Aston Villa comment: The crisis at the heart of Aston Villa's midfield

Emile Heskey

THERE’S a state of EM-ergency in Aston Villa’s midfield!

Emile Heskey in a central midfield role has raised eyebrows among Villa fans and confusion reigns about what he brings to the position.

But experimenting with Heskey there, albeit ineffectively, suggests a lack of faith in Villa’s specialist central midfield personnel, with some justification.

The centre of the park is among the claret and blues’ areas of concern this season.

When possible, Alex McLeish has packed the middle, hence his favoured 4-2-3-1 formation, with the central member of the attacking three able to drop and help out the holding two, for most matches.

It is as if, in McLeish’s mind, no two-man combination of Villa central midfielders is strong, mobile or good enough to carry the fight to opponents and they often require an extra body for support. He could be right.

Even in the most convincing attacking display so far, the win over Wigan, McLeish filled the centre with a four-man diamond, sacrificing width to bolster the middle.

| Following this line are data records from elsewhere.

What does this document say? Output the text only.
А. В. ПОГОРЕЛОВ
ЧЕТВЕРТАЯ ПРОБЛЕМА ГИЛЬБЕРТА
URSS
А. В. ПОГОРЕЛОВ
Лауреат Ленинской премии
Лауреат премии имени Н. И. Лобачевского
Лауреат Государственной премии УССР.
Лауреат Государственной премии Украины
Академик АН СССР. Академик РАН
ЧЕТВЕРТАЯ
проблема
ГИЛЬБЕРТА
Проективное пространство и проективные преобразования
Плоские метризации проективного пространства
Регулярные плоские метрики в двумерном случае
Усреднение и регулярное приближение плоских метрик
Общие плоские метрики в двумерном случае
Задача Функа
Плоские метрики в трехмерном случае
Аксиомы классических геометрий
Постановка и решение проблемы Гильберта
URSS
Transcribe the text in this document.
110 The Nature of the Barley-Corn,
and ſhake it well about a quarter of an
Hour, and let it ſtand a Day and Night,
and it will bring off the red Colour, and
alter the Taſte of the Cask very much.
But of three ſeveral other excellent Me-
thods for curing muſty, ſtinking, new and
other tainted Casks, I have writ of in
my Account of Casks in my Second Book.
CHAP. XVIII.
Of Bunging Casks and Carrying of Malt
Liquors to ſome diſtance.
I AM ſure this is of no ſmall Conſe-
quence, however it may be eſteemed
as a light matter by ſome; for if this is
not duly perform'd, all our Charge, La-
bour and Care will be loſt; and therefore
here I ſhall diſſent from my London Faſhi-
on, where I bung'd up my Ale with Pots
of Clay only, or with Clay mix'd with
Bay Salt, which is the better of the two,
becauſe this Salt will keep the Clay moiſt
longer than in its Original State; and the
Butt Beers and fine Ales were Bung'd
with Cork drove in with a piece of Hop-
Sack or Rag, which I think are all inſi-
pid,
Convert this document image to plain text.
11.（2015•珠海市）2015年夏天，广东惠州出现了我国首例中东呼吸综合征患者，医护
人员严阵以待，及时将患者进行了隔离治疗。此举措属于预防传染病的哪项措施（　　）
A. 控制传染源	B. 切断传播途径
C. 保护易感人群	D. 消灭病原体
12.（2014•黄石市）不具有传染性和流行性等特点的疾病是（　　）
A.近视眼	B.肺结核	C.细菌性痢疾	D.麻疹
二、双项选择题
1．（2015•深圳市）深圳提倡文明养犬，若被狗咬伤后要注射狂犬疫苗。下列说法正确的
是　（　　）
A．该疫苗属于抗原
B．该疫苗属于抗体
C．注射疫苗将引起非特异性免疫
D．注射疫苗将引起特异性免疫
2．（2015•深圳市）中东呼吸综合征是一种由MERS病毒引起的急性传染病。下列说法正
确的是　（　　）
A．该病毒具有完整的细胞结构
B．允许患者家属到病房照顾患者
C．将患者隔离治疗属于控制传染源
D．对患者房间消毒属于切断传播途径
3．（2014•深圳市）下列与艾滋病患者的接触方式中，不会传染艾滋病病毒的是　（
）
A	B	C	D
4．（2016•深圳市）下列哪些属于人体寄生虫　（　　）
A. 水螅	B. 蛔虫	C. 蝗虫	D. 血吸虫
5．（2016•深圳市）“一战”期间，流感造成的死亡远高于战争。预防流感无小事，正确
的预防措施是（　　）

And, after starting with a traditional 4-4-2 at Sunderland on Saturday, he switched to 4-5-1 after Villa took the lead, moving Heskey into the centre with the intention of further protecting two midfield anchors.

Although, it was not until Heskey, lost in the inside role, returned to the left that Villa functioned again.

Heskey is not the answer in there. But the responses from Villa’s specialist central midfielders are hardly resounding either.

Those clamouring for Stephen Ireland to start are right that he needs games to find his match fitness after last term’s inactivity.

But did he show enough, or any, of the attributes he was signed for – probing, creating, scoring – during his four successive starts against Bolton, QPR, Wigan and Manchester City?

Fabian Delph has just experienced his first concerted Premier League run and also needs time, but by his own admission has not impacted enough on games.

McLeish expects much more from both of them.